After a difficult period of pre-season engine unreliability and almost predictable technical gremlins during qualifying, Raikkonen must have felt a strong sense of deja vu - that he would once again watch helplessly as the championship pacesetters opened up an unassailable advantage during the opening quarter of the season.
Escaping with a podium finish and six points was a mighty reprieve for the Finn. Although it wasn't just the podium finish, but the manner in which he scored it, that impressed. Forced to run a theoretically slower one-stopper from the back of the grid, Raikkonen pegged his two hard-racing rivals to a final gap of less than twenty seconds - most of which would have been lost on the first few laps as he fought through slower traffic.
Raikkonen's success leaves the fourth major player in the 2006 championship, Honda's Jenson Button, with some telling questions to ponder. Honda have ostensibly done everything right, building a reliable package and recording very competitive times in pre-season testing. Yet, in a throwback to the BAR days, the fast individual laps are not being sustained over the longer stints.
Button is clearly feeling racy, and must be one of the few F1 drivers ever to pass Juan Pablo Montoya twice in one afternoon. But Montoya is not his mark, Raikkonen is. If the Finn can afford to give Button a 19-place head start on the grid and still beat him on a heavier starting fuel load and fewer sets of fresh rubber, then Button's ambitions of GP victories may have to wait for at least a season longer.
Honda's prospects in the constructors' championship look slightly more promising. All four of the main challengers - Ferrari, McLaren, Renault and Honda - have outstanding team leaders. Michael Schumacher, Fernando Alonso, Kimi Raikkonen and Jenson Button are top performers who will take whatever the car gives them. So the constructors' championship is likely to be settled by the number twos.
Giancarlo Fisichella is a dependable performer for Renault, but his awful mechanical luck struck again on Sunday. Ferrari debutant Felipe Massa still seems too wild to be a constructors' championship asset and, for McLaren, Juan Pablo Montoya will be Juan Pablo Montoya. At times, he will make the rest of the field look pedestrian. At other times, he will either collide with backmarkers or will vanish anonymously backwards into the pack.
Of all the major teams, and notwithstanding his troubled debut for Honda at Bahrain, Rubens Barrichello in a reliable car could provide the most consistent results of the number twos. Barrichello was a superb points-accumulator at Ferrari and has proven race-winning ability. Still, the averages would have to favour the Raikkonen-Montoya pairing.
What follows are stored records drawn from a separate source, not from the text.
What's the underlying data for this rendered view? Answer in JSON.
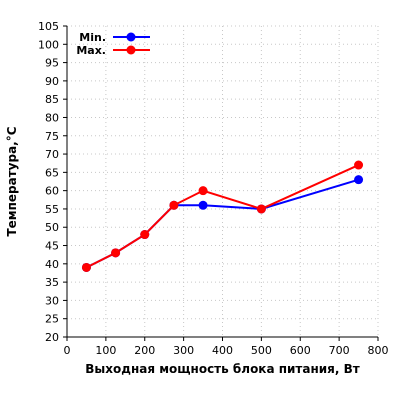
{
  "chart_data": {
    "type": "line",
    "title": "",
    "xlabel": "Выходная мощность блока питания, Вт",
    "ylabel": "Температура,°C",
    "xlim": [
      0,
      800
    ],
    "ylim": [
      20,
      105
    ],
    "x_ticks": [
      "0",
      "100",
      "200",
      "300",
      "400",
      "500",
      "600",
      "700",
      "800"
    ],
    "y_ticks": [
      "20",
      "25",
      "30",
      "35",
      "40",
      "45",
      "50",
      "55",
      "60",
      "65",
      "70",
      "75",
      "80",
      "85",
      "90",
      "95",
      "100",
      "105"
    ],
    "grid": true,
    "legend_position": "top-left",
    "series": [
      {
        "name": "Min.",
        "color": "#0000ff",
        "points": [
          {
            "x": 50,
            "y": 39
          },
          {
            "x": 125,
            "y": 43
          },
          {
            "x": 200,
            "y": 48
          },
          {
            "x": 275,
            "y": 56
          },
          {
            "x": 350,
            "y": 56
          },
          {
            "x": 500,
            "y": 55
          },
          {
            "x": 750,
            "y": 63
          }
        ]
      },
      {
        "name": "Max.",
        "color": "#ff0000",
        "points": [
          {
            "x": 50,
            "y": 39
          },
          {
            "x": 125,
            "y": 43
          },
          {
            "x": 200,
            "y": 48
          },
          {
            "x": 275,
            "y": 56
          },
          {
            "x": 350,
            "y": 60
          },
          {
            "x": 500,
            "y": 55
          },
          {
            "x": 750,
            "y": 67
          }
        ]
      }
    ]
  }
}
Bahrain 2006 was the first season-opener in living memory, and certainly within the last quarter of a century, in which the three championship favourites, driving three different cars, filled the podium positions. The final gap between the leading pair was just over one second, and third-placed Raikkonen would probably have been right up with them if not for his last-row grid spot. If that doesn't highlight the prospects for one of the closest and most thrilling seasons in history, then nothing will.